There are at least 500 pages devoted to threats made against Kennedy — from groups like the KKK, the Minutemen, the National Socialist White People’s Party, as well as from individuals angry about Kennedy’s stance on Northern Ireland.

In April 1982, for example, the chairman of the Florida Democratic Party reported to the FBI that a person was calling his office repeatedly and claiming that “Senator Kennedy would be killed by a cross-bow if he decides to run for president.” The person “also advised that the subject did not threaten Senator Kennedy personally but advised that this will happen if he runs.” The caller identified himself as the “chairman of the Yellowstone Liberation Party” and a member of the National Rifle Association. The details are on page 94 here (.pdf).

In a typical example (.pdf) of the Hoover FBI’s intense interest in tracking contact with leftists, a Mexico City-based FBI agent sent a memo to Hoover in July 1961 stating that “As bureau is aware president’s brother Edward M. Kennedy presently making tour of Latin America accompanied by Dr. John N. Plank.” The agent spoke with Plank, a member of the Harvard faculty, and reported that “Kennedy is interested in meeting with ‘Leftists’ to talk with them and determine why they think as they do.”

On his return from that trip, Kennedy left a black notebook on a Pan American plane, which was retrieved by a passenger and then obtained by the FBI. Before returning it to him, a San Francisco-based agent went through it and summarized Kennedy’s notes from the trip in a memo to Hoover. See page 5 here (.pdf).

Concerning Mexico, Kennedy wrote, according to the FBI memo, “On Communists — they pressent little threat to the great mass of Mexicans because their ideology of the country is firmly entrenched in the ideals of the revolution. … They hate us, one: because we are rich; two: war of 1847; three: occupation of Veracruz.”

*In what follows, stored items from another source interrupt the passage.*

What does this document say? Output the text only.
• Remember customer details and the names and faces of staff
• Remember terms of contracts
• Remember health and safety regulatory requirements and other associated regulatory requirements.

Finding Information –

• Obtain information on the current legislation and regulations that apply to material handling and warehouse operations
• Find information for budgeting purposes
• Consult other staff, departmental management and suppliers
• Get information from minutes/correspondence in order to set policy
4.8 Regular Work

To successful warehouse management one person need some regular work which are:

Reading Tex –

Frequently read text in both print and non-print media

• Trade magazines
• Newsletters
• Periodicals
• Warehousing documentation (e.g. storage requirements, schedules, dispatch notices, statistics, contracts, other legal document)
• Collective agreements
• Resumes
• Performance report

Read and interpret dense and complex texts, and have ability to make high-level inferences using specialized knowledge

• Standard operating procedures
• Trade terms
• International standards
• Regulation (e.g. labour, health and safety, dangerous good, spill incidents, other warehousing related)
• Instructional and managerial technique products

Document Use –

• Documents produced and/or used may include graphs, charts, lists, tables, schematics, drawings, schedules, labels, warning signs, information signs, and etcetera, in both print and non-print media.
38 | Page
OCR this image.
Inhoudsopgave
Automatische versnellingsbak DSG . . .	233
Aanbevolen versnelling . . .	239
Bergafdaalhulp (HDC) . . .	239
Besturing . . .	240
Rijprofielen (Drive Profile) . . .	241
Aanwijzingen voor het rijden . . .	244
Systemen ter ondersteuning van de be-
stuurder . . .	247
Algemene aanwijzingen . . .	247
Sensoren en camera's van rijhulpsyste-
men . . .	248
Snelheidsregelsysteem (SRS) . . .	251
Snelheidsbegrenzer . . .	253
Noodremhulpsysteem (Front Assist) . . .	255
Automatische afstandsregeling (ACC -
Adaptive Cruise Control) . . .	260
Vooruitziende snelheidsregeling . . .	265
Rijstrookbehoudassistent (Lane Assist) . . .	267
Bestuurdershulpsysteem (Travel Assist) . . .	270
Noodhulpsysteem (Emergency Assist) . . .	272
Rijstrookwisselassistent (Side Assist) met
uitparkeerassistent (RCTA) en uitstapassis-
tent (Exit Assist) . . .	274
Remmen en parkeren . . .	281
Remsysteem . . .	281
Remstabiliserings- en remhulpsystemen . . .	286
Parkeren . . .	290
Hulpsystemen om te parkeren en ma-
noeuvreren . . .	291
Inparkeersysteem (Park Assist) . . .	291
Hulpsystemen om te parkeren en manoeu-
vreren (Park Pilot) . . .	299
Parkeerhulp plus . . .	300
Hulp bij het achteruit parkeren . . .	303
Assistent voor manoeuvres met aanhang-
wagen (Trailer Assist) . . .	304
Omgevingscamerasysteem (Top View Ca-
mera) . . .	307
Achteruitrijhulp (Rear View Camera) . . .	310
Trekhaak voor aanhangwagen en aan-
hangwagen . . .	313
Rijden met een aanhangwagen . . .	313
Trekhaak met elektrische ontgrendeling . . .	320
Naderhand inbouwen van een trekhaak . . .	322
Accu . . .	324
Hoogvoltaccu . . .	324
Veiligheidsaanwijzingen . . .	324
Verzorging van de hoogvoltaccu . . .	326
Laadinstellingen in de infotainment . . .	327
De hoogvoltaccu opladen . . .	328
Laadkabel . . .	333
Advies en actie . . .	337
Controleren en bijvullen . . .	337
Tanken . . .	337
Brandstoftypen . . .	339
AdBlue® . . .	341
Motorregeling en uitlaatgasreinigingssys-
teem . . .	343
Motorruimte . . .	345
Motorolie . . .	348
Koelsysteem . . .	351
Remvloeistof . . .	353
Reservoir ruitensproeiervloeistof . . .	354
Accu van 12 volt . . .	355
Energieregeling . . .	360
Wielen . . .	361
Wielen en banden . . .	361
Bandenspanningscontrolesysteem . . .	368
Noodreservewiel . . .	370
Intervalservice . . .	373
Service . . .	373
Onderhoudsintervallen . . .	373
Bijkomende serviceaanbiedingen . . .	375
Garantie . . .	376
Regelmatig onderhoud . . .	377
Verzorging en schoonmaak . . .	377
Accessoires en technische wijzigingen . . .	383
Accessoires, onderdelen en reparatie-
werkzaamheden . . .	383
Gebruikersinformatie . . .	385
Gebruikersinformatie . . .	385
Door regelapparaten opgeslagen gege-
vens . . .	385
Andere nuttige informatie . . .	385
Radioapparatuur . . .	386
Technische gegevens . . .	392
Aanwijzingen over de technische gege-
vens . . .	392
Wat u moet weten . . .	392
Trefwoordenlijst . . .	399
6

There are also plenty of unsubstantiated rumors and bogus tips that made it into the FBI file. As the bureau writes in the introduction to the documents:

[I]t contains report of a rumor from an informant suggesting that elements of the Mafia wanted attack the character of Edward and Robert Kennedy and their brother-in-law Peter Lawford by working through associates of Frank Sinatra to compromise them at a New York party. In the convoluted rumor, both Frank Sinatra and Marilyn Monroe were to be involved. The FBI did not consider the rumor solid, and no other mention of it appears in the file, suggesting that the informant did not supply any corroboration to the story.